İç çekerek onları izlemeyi kesti ve ayağa kalktı. Bu evde bir kez bile olsa mutlu aile görüntüsü olmamıştı. Olmasını da istemiyordu.
Mutfağa gittiğinde, sıkıca giyinmiş çocuğa bakarak kıkırdadı. Taehyung tezgahta bir şeyler yapıyordu ve arkası da Yoongi'ye dönüktü. Yoongi, onun bedenini baştan aşağı bir şekilde inceledi. İnce beline ulaşınca, minik bir tebessüm dudaklarına yerleşti. Kollarını o bele dolamak istemişti bir anlığına. Sadece bir anlığına. Ufacık, kısacık bir an...
"Şefimiz neler yapıyor?" diyerek Taehyung'a ilerledi. Beline bakmamak adına yemeğe odaklanmıştı.
"Putaneska soslu makarna!" diye yanıtladı Taehyung onu. Yoongi'ye dünkü gibi sinirli değildi. Tüm günlerini beraber geçirdiklerinden haliyle alışmıştı ona.
"Voa. Makarna, ha?" dedi Yoongi. "Sanırım sana bir teşekkür borçlu olacağım," Taehyung'un yanına ulaşınca, kalçasını tezgaha yaslayarak başını yanındaki çocuğa çevirdi. "Bu evde makarna yapılmayalı yüzyıllar oluyor..."
Taehyung kıkırdayarak Yoongi'ye baktı. O sadece belinin yan kısmını tezgaha yaslayarak, hafifçe gülümsedi. "Asıl ben sana bir teşekkür borçluyum," diye mırıldandı buruk buruk. "Annem göremese de, bir şeyleri başarmama yardım ediyorsun."
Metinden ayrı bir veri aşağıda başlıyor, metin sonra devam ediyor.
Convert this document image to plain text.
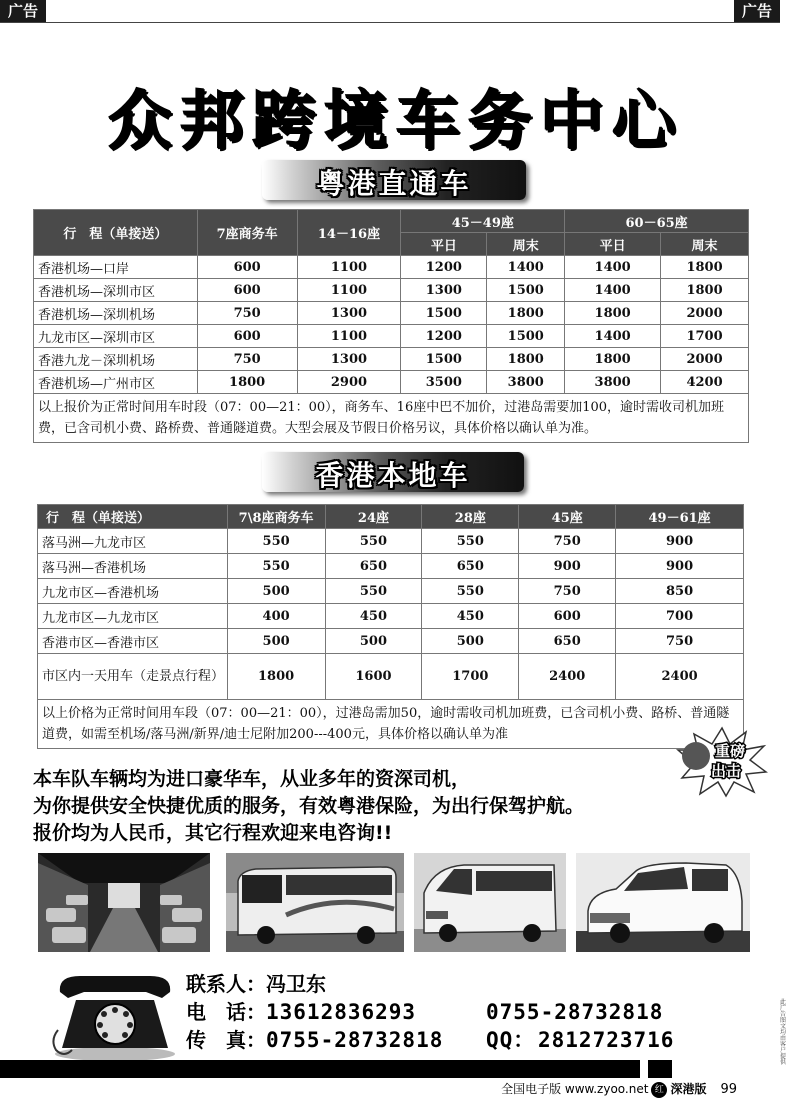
广告	广告
此广告图文均由客户提供
众邦跨境车务中心
粤港直通车
行　程（单接送）	7座商务车	14－16座	45－49座		60－65座	
			平日	周末	平日	周末
香港机场—口岸	600	1100	1200	1400	1400	1800
香港机场—深圳市区	600	1100	1300	1500	1400	1800
香港机场—深圳机场	750	1300	1500	1800	1800	2000
九龙市区—深圳市区	600	1100	1200	1500	1400	1700
香港九龙－深圳机场	750	1300	1500	1800	1800	2000
香港机场—广州市区	1800	2900	3500	3800	3800	4200
以上报价为正常时间用车时段（07：00—21：00），商务车、16座中巴不加价，过港岛需要加100，逾时需收司机加班费，已含司机小费、路桥费、普通隧道费。大型会展及节假日价格另议，具体价格以确认单为准。						
香港本地车
行　程（单接送）	7\8座商务车	24座	28座	45座	49－61座
落马洲—九龙市区	550	550	550	750	900
落马洲—香港机场	550	650	650	900	900
九龙市区—香港机场	500	550	550	750	850
九龙市区—九龙市区	400	450	450	600	700
香港市区—香港市区	500	500	500	650	750
市区内一天用车（走景点行程）	1800	1600	1700	2400	2400
以上价格为正常时间用车段（07：00—21：00），过港岛需加50，逾时需收司机加班费，已含司机小费、路桥、普通隧道费，如需至机场/落马洲/新界/迪士尼附加200---400元，具体价格以确认单为准					
重磅
出击
本车队车辆均为进口豪华车，从业多年的资深司机，
为你提供安全快捷优质的服务，有效粤港保险，为出行保驾护航。
报价均为人民币，其它行程欢迎来电咨询!!
联系人：冯卫东
电　话：13612836293	0755-28732818
传　真：0755-28732818 QQ： 2812723716
全国电子版 www.zyoo.net 红 深港版 99
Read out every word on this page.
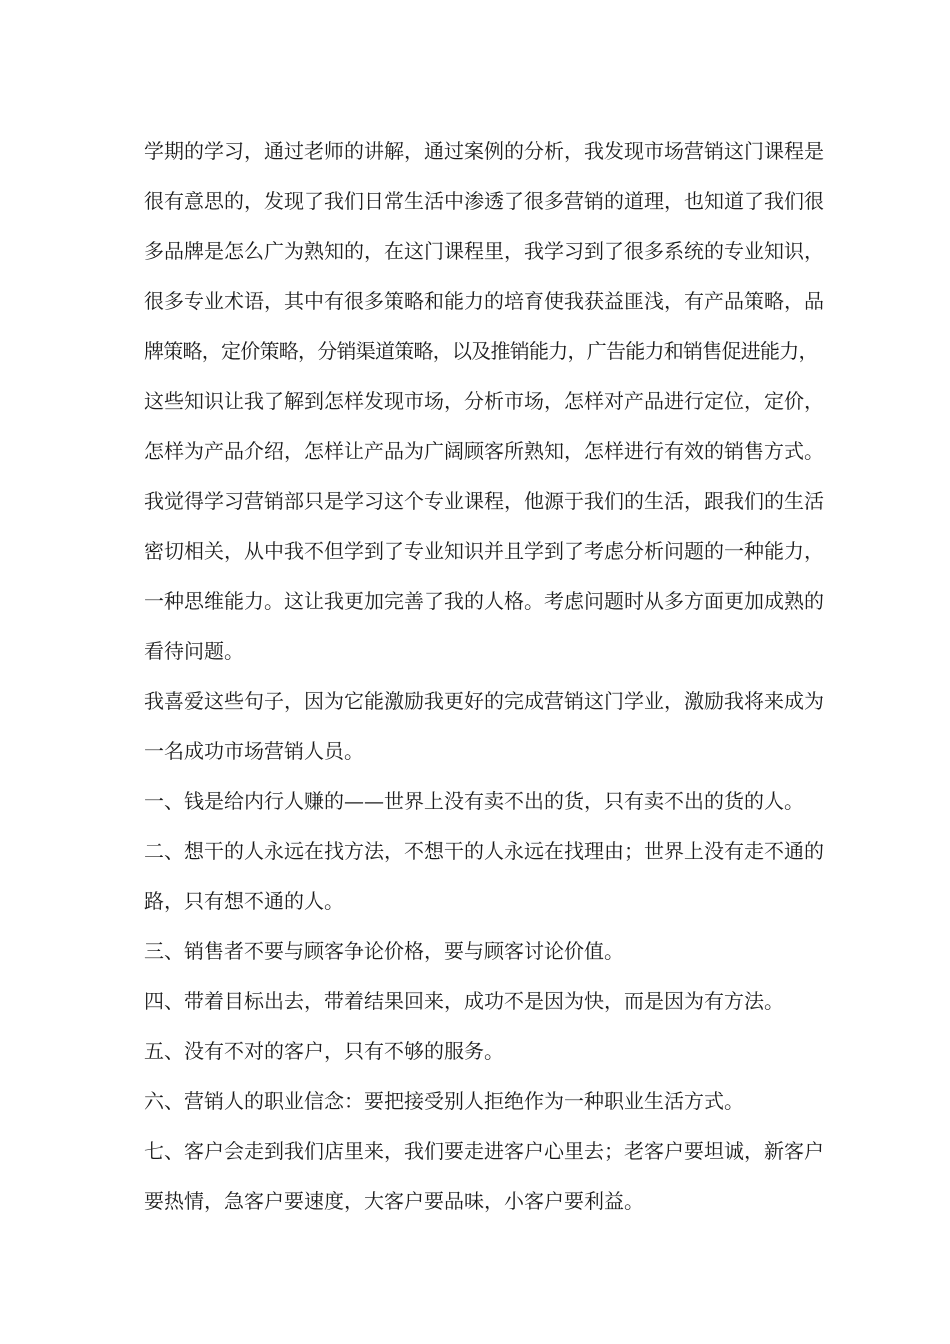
学期的学习，通过老师的讲解，通过案例的分析，我发现市场营销这门课程是
很有意思的，发现了我们日常生活中渗透了很多营销的道理，也知道了我们很
多品牌是怎么广为熟知的，在这门课程里，我学习到了很多系统的专业知识，
很多专业术语，其中有很多策略和能力的培育使我获益匪浅，有产品策略，品
牌策略，定价策略，分销渠道策略，以及推销能力，广告能力和销售促进能力，
这些知识让我了解到怎样发现市场，分析市场，怎样对产品进行定位，定价，
怎样为产品介绍，怎样让产品为广阔顾客所熟知，怎样进行有效的销售方式。
我觉得学习营销部只是学习这个专业课程，他源于我们的生活，跟我们的生活
密切相关，从中我不但学到了专业知识并且学到了考虑分析问题的一种能力，
一种思维能力。这让我更加完善了我的人格。考虑问题时从多方面更加成熟的
看待问题。
我喜爱这些句子，因为它能激励我更好的完成营销这门学业，激励我将来成为
一名成功市场营销人员。
一、钱是给内行人赚的——世界上没有卖不出的货，只有卖不出的货的人。
二、想干的人永远在找方法，不想干的人永远在找理由；世界上没有走不通的
路，只有想不通的人。
三、销售者不要与顾客争论价格，要与顾客讨论价值。
四、带着目标出去，带着结果回来，成功不是因为快，而是因为有方法。
五、没有不对的客户，只有不够的服务。
六、营销人的职业信念：要把接受别人拒绝作为一种职业生活方式。
七、客户会走到我们店里来，我们要走进客户心里去；老客户要坦诚，新客户
要热情，急客户要速度，大客户要品味，小客户要利益。
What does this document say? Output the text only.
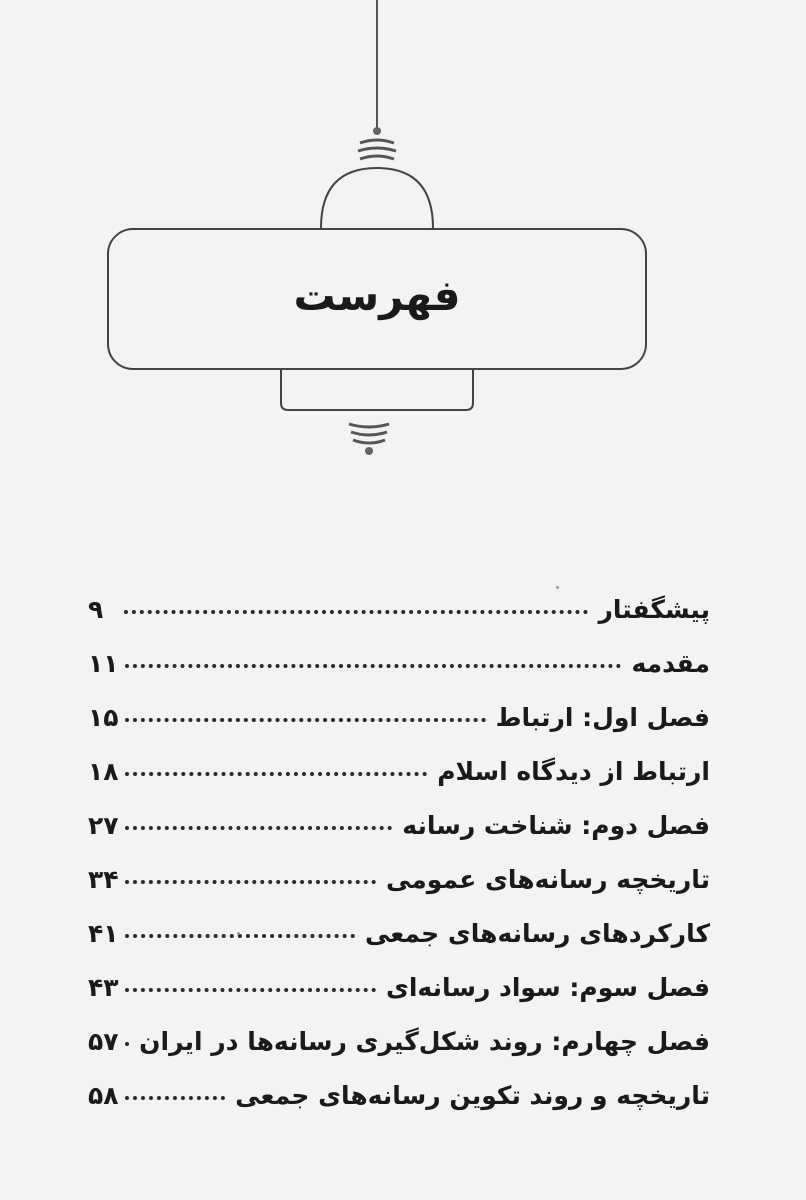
فهرست
پیشگفتار
۹
مقدمه
۱۱
فصل اول: ارتباط
۱۵
ارتباط از دیدگاه اسلام
۱۸
فصل دوم: شناخت رسانه
۲۷
تاریخچه رسانه‌های عمومی
۳۴
کارکردهای رسانه‌های جمعی
۴۱
فصل سوم: سواد رسانه‌ای
۴۳
فصل چهارم: روند شکل‌گیری رسانه‌ها در ایران
۵۷
تاریخچه و روند تکوین رسانه‌های جمعی
۵۸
Yoongi duraksadı. Boş bakışları onun üstünde gezdi. Taehyung bu bakışlardan biraz rahatsız olsa da tek yaptığı başını öne eğmek oldu. Ta ki Yoongi konuşasıya dek, "Sana yardımcı olmayı seviyorum."
~
Ailecek güzel bir akşam yemeği yemişlerdi. Yoongi, bu makarnadan bu denli hoşlanmasına acayip şaşırmıştı. Ve tabii, ona bol bol övgü yağdırılmıştı.
Tatlı saatinde ise, övgülerin odağı Bay Min olmuştu.
Öyle tuhaf bir gündü ki, Yoongi daha önce hiç yaşamadığı bir hissi yaşamıştı. Gülmüştü, hatta kahkaha atmıştı...
ŞİMDİ OKUDUĞUN
Little Butterfly ཿ TaeGi
FanficMin Yoongi, serseri kişiliği ile asla ama asla okulunun zekisi olduğu tahmin edilemeyecek birisi. Derslerine önem vermediği, hatta ilgilenmediği halde, ismi daima en tepelerde. İnsanlar, sürekli olarak gizlice çalıştığını düşünse de, onun tek istedi...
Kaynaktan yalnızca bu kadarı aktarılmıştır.